When he got to Rita's room, he realized he'd been saving it till last so as not to compromise her privacy. He half hoped she'd come home while he was at the upstairs windows, and then she could open up her own. But at last he propelled himself over the threshold, if only because he didn't want to be making exceptions and getting too courtly. It was hot as a sauna. She had the whole row of casements along the garden side, and when they caught the high point of the sun in spring and summer, the light lit it up like a stage in the middle of the day. There were clothes thrown over everything as if they'd all floated down out of the sky, as if she had to have them all in plain sight to know where to start.
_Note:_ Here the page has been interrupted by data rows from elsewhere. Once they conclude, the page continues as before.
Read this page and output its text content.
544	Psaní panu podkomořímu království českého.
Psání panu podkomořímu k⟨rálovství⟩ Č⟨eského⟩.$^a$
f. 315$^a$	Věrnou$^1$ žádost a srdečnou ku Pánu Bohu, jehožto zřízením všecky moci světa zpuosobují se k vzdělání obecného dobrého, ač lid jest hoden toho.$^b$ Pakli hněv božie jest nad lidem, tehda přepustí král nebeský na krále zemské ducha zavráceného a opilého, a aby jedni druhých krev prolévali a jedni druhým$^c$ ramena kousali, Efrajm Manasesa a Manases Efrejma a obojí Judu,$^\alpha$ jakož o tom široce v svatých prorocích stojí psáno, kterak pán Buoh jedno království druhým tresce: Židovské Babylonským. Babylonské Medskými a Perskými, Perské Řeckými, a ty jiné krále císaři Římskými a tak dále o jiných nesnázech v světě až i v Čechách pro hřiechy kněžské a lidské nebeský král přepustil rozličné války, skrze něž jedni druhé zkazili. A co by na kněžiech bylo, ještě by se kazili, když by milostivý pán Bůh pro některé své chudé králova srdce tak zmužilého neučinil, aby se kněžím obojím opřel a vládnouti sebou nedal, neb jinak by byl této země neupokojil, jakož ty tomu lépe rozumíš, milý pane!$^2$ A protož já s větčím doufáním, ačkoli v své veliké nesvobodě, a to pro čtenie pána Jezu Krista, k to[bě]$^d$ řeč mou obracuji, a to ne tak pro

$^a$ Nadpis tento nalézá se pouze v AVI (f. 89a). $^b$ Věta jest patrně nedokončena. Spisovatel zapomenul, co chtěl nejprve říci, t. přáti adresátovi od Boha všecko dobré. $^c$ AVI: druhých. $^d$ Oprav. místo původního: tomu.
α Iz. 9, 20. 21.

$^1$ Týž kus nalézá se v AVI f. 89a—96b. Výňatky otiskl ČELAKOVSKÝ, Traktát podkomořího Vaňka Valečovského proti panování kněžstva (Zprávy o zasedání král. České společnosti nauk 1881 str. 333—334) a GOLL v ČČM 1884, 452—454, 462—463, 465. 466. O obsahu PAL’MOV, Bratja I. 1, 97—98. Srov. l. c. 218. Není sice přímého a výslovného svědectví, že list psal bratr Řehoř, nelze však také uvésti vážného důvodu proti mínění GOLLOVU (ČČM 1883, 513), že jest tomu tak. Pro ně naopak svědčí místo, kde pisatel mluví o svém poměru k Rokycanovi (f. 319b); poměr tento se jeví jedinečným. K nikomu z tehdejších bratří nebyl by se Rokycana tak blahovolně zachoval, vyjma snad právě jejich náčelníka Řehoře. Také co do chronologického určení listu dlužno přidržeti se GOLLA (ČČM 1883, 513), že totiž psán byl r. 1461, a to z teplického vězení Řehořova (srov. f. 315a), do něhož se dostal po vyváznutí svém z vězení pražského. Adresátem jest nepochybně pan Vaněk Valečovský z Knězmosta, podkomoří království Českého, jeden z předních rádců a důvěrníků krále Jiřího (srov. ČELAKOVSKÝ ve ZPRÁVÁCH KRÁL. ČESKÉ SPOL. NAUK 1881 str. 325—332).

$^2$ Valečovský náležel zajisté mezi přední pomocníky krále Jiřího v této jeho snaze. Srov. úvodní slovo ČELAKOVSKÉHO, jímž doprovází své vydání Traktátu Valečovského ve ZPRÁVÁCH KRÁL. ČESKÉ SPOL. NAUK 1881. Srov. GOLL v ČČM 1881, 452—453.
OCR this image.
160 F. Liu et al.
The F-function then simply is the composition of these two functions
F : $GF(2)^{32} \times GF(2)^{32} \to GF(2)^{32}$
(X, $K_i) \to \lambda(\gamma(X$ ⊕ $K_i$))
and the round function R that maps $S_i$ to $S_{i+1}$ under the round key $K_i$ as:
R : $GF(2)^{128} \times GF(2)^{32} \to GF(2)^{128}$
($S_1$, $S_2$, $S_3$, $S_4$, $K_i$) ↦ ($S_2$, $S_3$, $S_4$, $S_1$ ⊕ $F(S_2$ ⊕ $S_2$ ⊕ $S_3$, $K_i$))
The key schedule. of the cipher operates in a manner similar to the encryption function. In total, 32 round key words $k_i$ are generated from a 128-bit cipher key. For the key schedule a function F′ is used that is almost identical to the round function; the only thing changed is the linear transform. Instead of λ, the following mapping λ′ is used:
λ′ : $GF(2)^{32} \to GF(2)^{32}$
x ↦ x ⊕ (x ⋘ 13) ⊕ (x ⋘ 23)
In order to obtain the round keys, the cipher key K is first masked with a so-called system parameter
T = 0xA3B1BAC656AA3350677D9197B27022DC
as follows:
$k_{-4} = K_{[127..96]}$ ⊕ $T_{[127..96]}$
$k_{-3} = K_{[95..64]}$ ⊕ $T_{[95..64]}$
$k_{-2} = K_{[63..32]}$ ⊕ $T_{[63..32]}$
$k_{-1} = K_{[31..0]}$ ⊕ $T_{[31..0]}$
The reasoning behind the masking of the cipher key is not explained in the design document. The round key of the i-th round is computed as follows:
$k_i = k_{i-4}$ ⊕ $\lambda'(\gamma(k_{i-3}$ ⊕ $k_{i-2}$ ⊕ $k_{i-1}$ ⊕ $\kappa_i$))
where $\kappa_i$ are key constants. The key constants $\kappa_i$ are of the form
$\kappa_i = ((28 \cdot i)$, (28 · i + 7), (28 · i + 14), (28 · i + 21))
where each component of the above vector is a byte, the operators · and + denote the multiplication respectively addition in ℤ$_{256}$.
New things still in their boxes, tumbling out of the tissue. A storm of magazines all around the bed. Nick felt giddy with affection. There ought to be at least
one
room in Crook House, he thought, set aside for chaos. He had been hanging his own clothes up the minute he took them off for as long as he could recall, as a hedge against the letting go that went with being broke. The terminal house he grew up in was full of things that fell where they may as if they'd given up. He disentangled a scarf from the clump on the end of the bed and threw it like a streamer, and it lilted in the air and settled slowly in a splash of red and gold. Nick laughed out loud. It rang in the cluttered room like a cheer or a whoop as he turned to go.